Check Point aims to automate VPN expansions

Check Point Software Technologies Ltd. this week will announce a way for users to insert additional security gateways in VPNs without having to manually reconfigure the existing gateways.

The company is adding a software feature called Automated VPN Deployment that frees network managers from a chore that grows enormously as a VPN grows. For example, adding a sixth gateway to a fully meshed, five-gateway VPN calls for configuring five new tunnels - which is typically no big deal. Adding 20 gateways to an 80-gateway network, however, calls for 2,290 new tunnels.

This automated deployment is done using a certificate authority that has been added to Check Point's VPN management server. The certificate authority automatically authenticates the new gateways so the existing ones know it's OK to create tunnels with them.

Check Point is also automating the process of distributing changes to VPN clients on remote PCs. Changes to security policies that govern how remote PCs must behave in a VPN can now be pushed to client devices when they log on.

Some similar features are supported by Check Point VPN competitors, including NetScreen Technologies Inc. and Cisco Systems Inc. Because Check Point also licenses its products to other vendors, some of these features could show up in Nokia Corp. and RapidStream equipment as well.

These changes are part of a broad upgrade to its software - clients, gateways, firewalls - Check Point is calling Next Generation.
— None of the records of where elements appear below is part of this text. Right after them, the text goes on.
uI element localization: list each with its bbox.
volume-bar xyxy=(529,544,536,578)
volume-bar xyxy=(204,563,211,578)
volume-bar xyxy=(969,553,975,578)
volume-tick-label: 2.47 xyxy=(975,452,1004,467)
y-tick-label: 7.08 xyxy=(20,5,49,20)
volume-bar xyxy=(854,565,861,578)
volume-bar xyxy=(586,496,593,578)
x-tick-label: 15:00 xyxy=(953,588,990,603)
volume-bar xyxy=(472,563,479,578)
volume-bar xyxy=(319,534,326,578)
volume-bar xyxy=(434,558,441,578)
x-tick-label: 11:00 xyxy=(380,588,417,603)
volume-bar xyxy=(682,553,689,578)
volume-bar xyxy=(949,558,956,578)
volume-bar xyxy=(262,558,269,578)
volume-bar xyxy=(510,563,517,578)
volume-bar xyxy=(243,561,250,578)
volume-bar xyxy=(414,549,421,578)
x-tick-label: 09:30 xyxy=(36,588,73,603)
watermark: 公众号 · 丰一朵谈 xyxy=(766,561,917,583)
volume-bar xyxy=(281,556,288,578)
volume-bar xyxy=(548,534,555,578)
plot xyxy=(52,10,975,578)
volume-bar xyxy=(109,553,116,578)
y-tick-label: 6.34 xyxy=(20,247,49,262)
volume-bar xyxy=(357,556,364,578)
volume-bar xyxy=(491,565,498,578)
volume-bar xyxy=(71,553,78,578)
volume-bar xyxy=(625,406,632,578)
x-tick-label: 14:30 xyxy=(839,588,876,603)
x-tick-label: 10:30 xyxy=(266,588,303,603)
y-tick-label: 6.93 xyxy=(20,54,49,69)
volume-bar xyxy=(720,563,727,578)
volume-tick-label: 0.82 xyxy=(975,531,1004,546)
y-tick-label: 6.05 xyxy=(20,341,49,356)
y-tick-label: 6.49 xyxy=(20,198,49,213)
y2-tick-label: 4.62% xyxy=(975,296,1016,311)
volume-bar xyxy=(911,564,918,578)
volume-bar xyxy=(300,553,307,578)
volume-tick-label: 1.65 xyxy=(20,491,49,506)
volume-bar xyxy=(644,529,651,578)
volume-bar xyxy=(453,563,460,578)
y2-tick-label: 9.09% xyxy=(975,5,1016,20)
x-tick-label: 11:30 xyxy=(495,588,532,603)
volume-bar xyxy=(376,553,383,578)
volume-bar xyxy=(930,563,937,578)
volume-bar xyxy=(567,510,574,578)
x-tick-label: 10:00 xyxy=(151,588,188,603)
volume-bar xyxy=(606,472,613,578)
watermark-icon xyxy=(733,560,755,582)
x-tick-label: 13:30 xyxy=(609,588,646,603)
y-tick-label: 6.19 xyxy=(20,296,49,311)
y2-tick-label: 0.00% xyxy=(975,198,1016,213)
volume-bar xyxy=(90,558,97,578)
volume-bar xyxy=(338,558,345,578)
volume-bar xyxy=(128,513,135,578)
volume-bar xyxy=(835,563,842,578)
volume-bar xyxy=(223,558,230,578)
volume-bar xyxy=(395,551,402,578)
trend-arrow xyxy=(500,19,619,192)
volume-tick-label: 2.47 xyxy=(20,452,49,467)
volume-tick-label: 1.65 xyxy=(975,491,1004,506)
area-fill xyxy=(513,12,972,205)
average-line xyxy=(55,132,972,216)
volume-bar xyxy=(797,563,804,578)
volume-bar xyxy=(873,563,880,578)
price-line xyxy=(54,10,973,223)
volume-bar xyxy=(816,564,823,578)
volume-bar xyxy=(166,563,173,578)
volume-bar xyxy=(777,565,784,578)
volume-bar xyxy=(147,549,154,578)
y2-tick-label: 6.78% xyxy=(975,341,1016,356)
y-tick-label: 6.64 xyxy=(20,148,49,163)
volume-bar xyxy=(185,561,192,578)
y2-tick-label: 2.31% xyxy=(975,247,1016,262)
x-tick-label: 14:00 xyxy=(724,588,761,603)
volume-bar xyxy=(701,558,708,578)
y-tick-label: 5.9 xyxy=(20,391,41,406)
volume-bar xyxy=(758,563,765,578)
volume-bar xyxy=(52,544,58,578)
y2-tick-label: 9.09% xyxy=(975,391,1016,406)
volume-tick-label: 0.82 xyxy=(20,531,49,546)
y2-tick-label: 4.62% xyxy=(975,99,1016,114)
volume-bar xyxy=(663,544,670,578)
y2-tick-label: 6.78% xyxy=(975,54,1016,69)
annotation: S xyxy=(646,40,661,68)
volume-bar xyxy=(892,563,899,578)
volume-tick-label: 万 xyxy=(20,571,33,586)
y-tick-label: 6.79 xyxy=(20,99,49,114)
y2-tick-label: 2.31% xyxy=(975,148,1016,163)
The upgrades include the ability for users to monitor traffic between sites to determine effective throughput and network delay between VPN gateways. This feature can be used by firms to monitor traffic for problems and verify whether service providers are meeting service-level agreements.
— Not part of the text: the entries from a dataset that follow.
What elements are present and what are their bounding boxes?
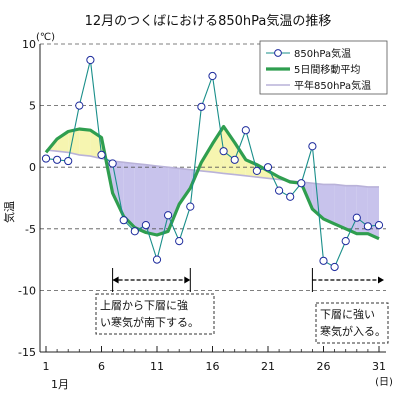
y-tick-label: 0 — [29, 161, 36, 174]
data-point — [252, 166, 261, 175]
y-tick-label: 10 — [22, 38, 36, 51]
anomaly-fill-segment — [212, 126, 224, 174]
data-point — [363, 222, 372, 231]
data-point — [119, 216, 128, 225]
anomaly-fill-segment — [323, 184, 335, 224]
x-tick-label: 21 — [261, 360, 275, 373]
series-line-moving-average — [44, 124, 380, 241]
y-axis-label: 気温 — [2, 201, 16, 223]
data-points — [41, 55, 384, 272]
data-point — [97, 150, 106, 159]
x-label-right: (日) — [375, 377, 393, 388]
data-point — [86, 55, 95, 65]
data-point — [164, 211, 173, 220]
x-tick-label: 26 — [317, 360, 331, 373]
data-point — [308, 142, 317, 151]
annotation-arrowhead — [378, 276, 384, 284]
data-point — [186, 202, 195, 211]
y-tick-label: -10 — [18, 284, 36, 297]
legend-label: 850hPa気温 — [294, 47, 351, 60]
data-point — [341, 237, 350, 246]
data-point — [53, 155, 62, 164]
anomaly-fill-segment — [79, 129, 91, 157]
data-point — [230, 155, 239, 164]
anomaly-fill-segment — [356, 185, 368, 234]
anomaly-fill-segment — [157, 165, 169, 235]
annotation-arrowhead — [184, 276, 191, 284]
data-point — [319, 256, 328, 265]
x-label-left: 1月 — [51, 378, 69, 391]
data-point — [374, 221, 384, 230]
data-point — [41, 154, 51, 163]
data-point — [197, 102, 206, 111]
anomaly-fill-segment — [145, 164, 157, 235]
x-tick-label: 11 — [150, 360, 164, 373]
x-tick-label: 16 — [206, 360, 220, 373]
anomaly-fill-segment — [123, 162, 135, 228]
annotation-1-text: い寒気が南下する。 — [100, 315, 199, 329]
annotation-2-text: 下層に強い — [320, 308, 375, 321]
data-point — [75, 101, 84, 110]
anomaly-fill-segment — [57, 131, 69, 153]
data-point — [64, 156, 73, 166]
legend-label: 平年850hPa気温 — [294, 79, 371, 92]
chart-title: 12月のつくばにおける850hPa気温の推移 — [85, 13, 332, 29]
legend-marker-observed — [274, 49, 282, 57]
x-tick-label: 1 — [43, 360, 50, 373]
y-unit: (℃) — [36, 32, 55, 43]
data-point — [297, 179, 306, 188]
data-point — [219, 147, 228, 156]
anomaly-fill-segment — [179, 168, 191, 205]
data-point — [241, 126, 250, 135]
anomaly-fill-segment — [334, 184, 346, 229]
data-point — [275, 186, 284, 195]
data-point — [286, 192, 295, 201]
annotation-1-box — [95, 293, 215, 335]
anomaly-fill-segment — [345, 185, 357, 234]
y-tick-label: 5 — [29, 100, 36, 113]
x-tick-label: 31 — [372, 360, 386, 373]
anomaly-fill-segment — [134, 163, 146, 233]
data-point — [330, 262, 339, 272]
data-point — [108, 159, 117, 168]
data-point — [141, 221, 150, 230]
data-point — [208, 71, 217, 81]
data-point — [130, 227, 139, 236]
data-point — [263, 163, 273, 172]
anomaly-fill-segment — [367, 186, 379, 239]
legend-label: 5日間移動平均 — [294, 63, 360, 76]
annotation-2-box — [315, 302, 389, 344]
annotation-1-text: 上層から下層に強 — [100, 299, 188, 312]
data-point — [152, 255, 162, 264]
annotation-arrowhead — [112, 276, 119, 284]
x-tick-label: 6 — [98, 360, 105, 373]
y-tick-label: -5 — [25, 223, 36, 236]
annotation-2-text: 寒気が入る。 — [320, 324, 386, 338]
data-point — [175, 237, 184, 246]
y-tick-label: -15 — [18, 346, 36, 359]
data-point — [352, 213, 361, 222]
Next Generation software also includes support for Differentiated Services, the scheme for tagging IP packets so they are treated with varying levels of priority.

The software also adds the ability to try alternative access to resources if the primary link fails. So, for example, a user at a branch office might try to reach a server at headquarters and the connection fails. The branch-office server would instead make a VPN connection to another branch office that has a dedicated link to headquarters. Check Point calls this Continuous Access VPN.
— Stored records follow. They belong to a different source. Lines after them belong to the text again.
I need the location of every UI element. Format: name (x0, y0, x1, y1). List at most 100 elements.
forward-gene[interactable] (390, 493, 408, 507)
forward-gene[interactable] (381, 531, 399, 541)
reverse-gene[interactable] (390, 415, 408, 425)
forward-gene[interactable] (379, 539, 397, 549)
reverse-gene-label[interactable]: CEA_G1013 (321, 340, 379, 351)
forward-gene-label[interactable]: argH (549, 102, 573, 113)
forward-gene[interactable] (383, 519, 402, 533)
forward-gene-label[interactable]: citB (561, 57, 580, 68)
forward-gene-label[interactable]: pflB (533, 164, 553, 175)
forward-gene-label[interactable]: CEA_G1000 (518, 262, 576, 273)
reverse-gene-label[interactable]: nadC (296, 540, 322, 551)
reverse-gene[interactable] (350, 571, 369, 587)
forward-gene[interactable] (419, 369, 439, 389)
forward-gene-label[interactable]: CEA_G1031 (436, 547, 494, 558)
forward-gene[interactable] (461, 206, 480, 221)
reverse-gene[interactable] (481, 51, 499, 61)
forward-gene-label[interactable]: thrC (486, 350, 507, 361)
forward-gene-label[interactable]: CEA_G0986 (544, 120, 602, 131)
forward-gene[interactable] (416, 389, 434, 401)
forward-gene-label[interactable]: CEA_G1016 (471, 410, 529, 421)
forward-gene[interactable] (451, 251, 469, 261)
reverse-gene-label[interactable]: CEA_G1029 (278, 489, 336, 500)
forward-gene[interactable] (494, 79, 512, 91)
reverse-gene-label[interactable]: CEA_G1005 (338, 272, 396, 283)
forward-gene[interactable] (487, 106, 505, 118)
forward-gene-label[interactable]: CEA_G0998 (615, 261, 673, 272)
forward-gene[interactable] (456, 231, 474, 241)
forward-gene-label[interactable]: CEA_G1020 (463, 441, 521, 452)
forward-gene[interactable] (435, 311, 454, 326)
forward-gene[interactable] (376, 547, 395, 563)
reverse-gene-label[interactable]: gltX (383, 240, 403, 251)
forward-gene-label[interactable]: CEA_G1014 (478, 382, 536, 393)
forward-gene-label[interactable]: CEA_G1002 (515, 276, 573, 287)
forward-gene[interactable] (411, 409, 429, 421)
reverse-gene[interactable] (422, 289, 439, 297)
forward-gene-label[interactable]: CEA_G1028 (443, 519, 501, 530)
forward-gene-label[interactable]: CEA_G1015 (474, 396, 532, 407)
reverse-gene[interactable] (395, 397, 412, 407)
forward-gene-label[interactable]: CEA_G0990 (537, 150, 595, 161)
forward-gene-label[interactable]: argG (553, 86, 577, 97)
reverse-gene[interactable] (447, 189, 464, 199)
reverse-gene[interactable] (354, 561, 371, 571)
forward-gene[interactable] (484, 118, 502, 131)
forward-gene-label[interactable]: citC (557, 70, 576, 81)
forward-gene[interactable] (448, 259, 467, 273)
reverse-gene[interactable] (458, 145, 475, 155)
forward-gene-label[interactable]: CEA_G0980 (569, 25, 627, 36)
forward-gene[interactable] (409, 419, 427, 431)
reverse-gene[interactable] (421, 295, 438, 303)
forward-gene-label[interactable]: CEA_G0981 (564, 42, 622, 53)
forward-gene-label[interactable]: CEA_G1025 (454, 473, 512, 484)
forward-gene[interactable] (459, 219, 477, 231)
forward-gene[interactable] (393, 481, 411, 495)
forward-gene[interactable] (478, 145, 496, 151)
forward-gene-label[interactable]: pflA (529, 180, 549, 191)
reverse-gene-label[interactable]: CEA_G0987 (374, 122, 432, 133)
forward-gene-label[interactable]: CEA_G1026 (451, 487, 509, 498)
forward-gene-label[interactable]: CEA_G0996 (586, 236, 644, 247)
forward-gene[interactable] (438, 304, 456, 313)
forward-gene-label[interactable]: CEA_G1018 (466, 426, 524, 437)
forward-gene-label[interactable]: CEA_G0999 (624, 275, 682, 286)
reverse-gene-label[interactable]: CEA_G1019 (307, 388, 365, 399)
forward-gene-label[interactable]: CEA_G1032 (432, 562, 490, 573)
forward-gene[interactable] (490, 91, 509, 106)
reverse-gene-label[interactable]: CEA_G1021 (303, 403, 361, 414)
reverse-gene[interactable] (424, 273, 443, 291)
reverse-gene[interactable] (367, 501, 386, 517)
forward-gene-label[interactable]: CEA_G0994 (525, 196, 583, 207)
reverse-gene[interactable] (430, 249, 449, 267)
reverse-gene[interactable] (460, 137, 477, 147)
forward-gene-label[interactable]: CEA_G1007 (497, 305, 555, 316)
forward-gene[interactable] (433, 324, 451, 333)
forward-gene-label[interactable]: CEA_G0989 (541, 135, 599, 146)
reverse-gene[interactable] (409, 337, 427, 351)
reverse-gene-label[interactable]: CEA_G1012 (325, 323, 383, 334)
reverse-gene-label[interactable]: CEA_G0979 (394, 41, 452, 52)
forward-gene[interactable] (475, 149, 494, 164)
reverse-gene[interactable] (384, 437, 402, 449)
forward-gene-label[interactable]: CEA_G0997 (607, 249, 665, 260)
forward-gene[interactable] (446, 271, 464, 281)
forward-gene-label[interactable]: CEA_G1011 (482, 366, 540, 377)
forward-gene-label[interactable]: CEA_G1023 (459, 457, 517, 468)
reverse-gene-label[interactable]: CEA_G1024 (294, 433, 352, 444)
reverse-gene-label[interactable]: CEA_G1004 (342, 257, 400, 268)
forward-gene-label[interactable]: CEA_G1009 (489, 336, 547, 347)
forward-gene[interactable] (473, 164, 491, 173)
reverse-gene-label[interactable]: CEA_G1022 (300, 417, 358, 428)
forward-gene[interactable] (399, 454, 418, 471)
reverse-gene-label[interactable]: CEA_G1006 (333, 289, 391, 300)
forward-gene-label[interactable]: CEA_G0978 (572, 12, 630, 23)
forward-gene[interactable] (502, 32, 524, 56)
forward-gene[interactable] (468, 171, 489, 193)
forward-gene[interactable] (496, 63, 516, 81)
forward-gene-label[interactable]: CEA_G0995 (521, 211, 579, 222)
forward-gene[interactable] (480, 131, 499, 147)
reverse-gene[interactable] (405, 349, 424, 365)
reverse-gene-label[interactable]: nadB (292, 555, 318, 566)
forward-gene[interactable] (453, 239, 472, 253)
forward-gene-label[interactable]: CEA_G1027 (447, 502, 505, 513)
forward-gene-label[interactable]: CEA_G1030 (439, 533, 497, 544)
This feature is valuable but has some limitations, says Don Meyers, manager of research and development for Memphis investment firm Morgan Keegan & Co. Users have to weigh the importance of the traffic that travels over the alternate, dedicated route. These dedicated links are usually sized for a certain amount of traffic and could become congested if all VPN traffic to a downed site is allowed to cross them, he says.

These new features are available now as a free upgrade to customers with a software subscription contract.